Most contrarians, however, prefer less honest positions, like:
“They Laughed At Galileo Too” Many contrarians seem content merely to point out that contrarian views have sometimes turned out to be right. Have they no higher aspirations?
“Standard Experts Are Biased” Yes of course we can identify many biases that plausibly afflict standard experts. But we can also see at least as many biases that plausibly afflict contrarians. No fair assuming you are less biased just because you feel that way.
“We’ve More Detail Than Critics” Some contrarians say that only explicitly offered detailed arguments and analysis should count; it shouldn’t matter who agrees or disagrees. And since advocates usually offer more detail in support of their specific arguments than critics offer in response, they automatically win. They may not have written up their arguments in a standard or accessible style, or published them in standard places, or even submitted them for publication. But by their “how much stuff we’ve written/done” standard, they win.
“Few Who Study Us Disagree” Some contrarians accept that who agrees or disagrees matters, but say only those who have reviewed most available detail should count. Since critics have less patience than advocates for studying advocate detail, advocates win. If many critics do read and reject them, advocates can just add more detail and then complain critics haven’t read that.
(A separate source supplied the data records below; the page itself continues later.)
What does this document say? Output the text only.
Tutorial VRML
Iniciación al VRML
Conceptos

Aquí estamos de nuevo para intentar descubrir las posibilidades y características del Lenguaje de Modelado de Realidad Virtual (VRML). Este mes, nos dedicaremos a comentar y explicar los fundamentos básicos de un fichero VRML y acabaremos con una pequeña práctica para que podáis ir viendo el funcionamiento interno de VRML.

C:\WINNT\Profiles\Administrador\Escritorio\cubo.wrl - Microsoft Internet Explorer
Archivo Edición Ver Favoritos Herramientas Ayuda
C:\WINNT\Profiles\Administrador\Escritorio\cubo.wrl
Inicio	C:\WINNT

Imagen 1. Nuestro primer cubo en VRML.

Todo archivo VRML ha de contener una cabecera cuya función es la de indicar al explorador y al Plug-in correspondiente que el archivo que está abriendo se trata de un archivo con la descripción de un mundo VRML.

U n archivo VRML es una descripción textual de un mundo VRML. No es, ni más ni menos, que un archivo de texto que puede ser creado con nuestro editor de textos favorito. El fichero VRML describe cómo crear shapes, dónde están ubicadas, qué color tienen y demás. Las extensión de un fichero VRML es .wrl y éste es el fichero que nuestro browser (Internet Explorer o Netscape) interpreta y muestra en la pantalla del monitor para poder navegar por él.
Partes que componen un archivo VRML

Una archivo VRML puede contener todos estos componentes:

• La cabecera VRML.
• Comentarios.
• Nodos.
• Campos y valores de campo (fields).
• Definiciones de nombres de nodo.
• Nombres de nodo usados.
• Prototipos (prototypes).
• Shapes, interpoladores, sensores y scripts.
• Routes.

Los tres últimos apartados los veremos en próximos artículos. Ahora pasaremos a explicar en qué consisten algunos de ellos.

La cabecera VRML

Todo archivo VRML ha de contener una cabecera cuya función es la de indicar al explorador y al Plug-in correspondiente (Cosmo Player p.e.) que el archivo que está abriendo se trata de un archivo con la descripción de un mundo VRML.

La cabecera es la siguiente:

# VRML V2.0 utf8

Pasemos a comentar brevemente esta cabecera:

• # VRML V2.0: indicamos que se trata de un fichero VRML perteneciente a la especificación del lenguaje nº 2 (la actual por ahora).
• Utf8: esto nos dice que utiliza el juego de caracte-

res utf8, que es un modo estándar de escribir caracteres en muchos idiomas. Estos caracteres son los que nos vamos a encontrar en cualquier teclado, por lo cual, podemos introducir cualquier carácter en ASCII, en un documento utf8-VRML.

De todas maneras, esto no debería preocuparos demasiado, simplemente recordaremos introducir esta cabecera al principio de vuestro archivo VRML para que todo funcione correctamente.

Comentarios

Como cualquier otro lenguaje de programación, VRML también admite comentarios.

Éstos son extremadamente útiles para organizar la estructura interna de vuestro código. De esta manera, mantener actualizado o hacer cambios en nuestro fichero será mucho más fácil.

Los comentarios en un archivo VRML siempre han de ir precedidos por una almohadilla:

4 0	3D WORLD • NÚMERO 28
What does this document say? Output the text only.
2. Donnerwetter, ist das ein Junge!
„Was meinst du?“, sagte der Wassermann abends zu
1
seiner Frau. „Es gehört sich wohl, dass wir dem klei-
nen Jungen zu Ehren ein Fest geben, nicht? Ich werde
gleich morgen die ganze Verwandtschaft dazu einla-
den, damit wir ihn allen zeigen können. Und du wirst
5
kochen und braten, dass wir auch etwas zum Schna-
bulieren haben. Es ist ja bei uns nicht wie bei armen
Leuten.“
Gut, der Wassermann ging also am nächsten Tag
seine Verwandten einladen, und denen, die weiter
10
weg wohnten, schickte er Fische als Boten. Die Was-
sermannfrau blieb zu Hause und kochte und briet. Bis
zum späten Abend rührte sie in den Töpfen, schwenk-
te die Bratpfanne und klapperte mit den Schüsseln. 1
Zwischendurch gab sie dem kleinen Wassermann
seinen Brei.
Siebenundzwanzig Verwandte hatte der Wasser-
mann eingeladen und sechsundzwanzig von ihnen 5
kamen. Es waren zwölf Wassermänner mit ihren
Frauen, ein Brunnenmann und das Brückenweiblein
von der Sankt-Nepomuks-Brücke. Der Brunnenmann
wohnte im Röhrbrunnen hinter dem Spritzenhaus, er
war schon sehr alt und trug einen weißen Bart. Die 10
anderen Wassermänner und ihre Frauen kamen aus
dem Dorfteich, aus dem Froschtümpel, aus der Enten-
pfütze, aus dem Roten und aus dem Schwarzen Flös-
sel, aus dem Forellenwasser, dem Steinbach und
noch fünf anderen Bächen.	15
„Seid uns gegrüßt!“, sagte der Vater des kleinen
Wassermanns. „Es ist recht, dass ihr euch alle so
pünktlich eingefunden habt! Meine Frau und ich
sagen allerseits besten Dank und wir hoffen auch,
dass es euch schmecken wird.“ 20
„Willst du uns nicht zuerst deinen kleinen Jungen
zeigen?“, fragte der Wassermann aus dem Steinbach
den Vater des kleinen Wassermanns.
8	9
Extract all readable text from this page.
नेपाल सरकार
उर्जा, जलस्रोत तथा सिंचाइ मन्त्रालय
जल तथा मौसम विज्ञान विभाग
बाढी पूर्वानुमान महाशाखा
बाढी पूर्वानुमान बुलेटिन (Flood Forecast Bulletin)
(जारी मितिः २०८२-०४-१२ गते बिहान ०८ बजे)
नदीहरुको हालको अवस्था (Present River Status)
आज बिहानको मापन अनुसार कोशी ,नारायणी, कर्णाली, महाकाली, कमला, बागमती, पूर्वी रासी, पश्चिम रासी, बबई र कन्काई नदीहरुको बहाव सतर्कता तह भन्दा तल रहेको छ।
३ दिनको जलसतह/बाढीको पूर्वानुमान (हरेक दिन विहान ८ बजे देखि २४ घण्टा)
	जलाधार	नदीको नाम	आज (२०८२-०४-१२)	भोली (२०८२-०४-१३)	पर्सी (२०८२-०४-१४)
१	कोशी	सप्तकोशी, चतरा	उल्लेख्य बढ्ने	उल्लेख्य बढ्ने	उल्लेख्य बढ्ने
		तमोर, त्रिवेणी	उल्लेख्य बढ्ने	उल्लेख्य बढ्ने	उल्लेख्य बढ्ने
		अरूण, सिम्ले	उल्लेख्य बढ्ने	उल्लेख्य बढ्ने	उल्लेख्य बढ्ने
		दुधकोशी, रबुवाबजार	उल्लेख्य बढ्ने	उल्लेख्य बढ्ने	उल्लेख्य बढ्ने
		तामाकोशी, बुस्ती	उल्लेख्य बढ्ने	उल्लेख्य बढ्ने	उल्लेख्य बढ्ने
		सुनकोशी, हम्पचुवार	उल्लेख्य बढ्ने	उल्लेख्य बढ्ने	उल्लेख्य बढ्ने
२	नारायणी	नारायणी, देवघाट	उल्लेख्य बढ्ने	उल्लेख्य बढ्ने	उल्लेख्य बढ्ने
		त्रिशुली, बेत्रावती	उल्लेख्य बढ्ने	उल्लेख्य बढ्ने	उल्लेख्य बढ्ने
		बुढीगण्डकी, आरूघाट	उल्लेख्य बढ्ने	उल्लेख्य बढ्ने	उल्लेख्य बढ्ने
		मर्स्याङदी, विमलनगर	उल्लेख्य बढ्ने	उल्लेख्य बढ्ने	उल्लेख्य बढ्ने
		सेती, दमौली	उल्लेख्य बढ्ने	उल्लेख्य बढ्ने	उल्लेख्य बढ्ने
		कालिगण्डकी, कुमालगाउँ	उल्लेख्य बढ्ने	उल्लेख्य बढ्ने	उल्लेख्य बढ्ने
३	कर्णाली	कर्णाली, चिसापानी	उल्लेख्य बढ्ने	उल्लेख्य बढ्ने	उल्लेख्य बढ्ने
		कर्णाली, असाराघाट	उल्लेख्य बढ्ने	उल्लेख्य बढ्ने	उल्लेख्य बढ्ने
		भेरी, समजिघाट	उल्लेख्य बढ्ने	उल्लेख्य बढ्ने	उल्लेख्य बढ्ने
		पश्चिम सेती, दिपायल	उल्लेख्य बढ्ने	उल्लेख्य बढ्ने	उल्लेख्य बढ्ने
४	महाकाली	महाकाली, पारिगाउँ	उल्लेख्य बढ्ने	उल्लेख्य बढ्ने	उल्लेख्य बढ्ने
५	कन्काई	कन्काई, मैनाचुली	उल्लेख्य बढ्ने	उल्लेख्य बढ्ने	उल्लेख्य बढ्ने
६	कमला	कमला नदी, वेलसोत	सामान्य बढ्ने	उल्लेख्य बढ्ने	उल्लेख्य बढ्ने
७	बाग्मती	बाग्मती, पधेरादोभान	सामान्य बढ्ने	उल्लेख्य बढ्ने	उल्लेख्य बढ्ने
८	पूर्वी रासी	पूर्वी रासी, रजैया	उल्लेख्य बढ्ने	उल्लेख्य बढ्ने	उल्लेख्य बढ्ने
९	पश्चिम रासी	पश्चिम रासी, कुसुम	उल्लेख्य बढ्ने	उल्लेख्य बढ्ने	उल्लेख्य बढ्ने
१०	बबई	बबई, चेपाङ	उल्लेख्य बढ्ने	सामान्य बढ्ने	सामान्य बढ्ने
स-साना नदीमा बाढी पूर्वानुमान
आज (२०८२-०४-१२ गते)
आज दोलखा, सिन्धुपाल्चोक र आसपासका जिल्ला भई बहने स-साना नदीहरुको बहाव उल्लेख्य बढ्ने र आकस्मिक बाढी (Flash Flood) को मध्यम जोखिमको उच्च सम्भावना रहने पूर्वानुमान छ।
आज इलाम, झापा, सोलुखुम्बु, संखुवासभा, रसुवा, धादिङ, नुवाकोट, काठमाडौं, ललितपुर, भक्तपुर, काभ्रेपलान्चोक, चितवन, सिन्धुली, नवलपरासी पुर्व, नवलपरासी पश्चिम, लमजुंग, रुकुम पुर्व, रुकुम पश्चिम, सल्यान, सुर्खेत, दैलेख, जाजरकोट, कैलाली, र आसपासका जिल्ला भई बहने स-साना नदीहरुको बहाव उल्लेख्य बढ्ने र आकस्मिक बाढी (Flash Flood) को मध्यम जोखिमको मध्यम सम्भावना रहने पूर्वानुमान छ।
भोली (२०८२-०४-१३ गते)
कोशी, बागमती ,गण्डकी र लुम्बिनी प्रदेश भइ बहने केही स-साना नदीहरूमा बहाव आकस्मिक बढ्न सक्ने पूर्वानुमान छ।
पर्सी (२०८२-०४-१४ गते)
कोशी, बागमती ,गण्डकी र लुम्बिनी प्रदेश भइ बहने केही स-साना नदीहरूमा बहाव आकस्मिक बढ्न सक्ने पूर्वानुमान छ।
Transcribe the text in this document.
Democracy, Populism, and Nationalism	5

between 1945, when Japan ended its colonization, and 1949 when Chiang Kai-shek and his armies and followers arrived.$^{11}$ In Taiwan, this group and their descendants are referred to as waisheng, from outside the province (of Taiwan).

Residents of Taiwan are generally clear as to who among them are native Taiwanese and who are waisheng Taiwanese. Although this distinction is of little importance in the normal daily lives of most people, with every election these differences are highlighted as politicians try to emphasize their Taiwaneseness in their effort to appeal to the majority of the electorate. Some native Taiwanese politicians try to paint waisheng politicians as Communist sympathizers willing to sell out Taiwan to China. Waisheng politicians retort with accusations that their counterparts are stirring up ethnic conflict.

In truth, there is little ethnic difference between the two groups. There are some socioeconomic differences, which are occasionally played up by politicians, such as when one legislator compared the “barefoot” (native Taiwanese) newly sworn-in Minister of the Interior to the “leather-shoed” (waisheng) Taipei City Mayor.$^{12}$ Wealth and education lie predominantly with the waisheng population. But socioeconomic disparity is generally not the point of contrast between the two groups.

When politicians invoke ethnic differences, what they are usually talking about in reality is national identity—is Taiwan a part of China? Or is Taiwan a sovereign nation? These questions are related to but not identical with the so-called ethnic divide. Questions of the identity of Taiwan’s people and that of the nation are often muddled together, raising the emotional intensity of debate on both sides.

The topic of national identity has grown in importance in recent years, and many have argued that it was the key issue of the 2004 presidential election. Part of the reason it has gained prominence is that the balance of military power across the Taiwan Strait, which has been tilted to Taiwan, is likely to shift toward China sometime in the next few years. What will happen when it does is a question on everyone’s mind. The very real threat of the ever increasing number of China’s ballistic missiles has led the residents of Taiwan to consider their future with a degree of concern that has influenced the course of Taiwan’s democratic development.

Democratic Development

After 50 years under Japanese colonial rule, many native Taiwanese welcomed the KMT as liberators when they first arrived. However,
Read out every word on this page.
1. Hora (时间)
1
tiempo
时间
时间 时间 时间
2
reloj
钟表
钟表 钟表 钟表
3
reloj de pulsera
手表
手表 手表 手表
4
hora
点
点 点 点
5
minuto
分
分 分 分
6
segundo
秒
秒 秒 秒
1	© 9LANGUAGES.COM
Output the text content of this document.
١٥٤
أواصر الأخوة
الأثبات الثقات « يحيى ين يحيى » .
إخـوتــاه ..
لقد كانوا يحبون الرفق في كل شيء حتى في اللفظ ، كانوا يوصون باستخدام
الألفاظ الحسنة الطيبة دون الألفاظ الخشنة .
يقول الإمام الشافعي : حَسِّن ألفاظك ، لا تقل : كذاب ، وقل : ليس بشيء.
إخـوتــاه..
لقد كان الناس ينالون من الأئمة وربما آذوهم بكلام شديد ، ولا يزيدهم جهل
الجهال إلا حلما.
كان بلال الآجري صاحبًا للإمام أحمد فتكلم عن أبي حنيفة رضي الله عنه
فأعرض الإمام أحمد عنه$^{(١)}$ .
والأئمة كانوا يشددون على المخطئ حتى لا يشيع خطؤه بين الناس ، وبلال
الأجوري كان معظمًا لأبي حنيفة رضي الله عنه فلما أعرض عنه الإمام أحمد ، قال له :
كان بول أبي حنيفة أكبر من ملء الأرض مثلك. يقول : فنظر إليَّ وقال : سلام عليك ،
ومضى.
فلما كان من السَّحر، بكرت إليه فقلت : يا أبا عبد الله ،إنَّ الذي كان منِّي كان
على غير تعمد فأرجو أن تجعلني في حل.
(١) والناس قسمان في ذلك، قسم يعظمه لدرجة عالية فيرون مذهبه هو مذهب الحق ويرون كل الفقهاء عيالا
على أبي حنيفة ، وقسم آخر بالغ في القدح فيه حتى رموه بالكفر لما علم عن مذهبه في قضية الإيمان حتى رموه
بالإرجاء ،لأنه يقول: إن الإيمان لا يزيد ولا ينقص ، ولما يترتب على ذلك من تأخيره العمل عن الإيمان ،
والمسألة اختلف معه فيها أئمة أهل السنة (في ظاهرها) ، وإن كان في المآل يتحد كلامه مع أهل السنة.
If critics do read more advocates can complain critics aren’t of the right sort, e.g., not enough math, sociology, or whatever. There is usually some way to define “valid” critics so they are outnumbered by advocates.
If you want outsiders to believe you, then you don’t get to choose their rationality standard. The question is what should rational outsiders believe, given the evidence available to them, and their limited attention. Ask yourself carefully: if most contrarians are wrong, why should they believe your cause is different?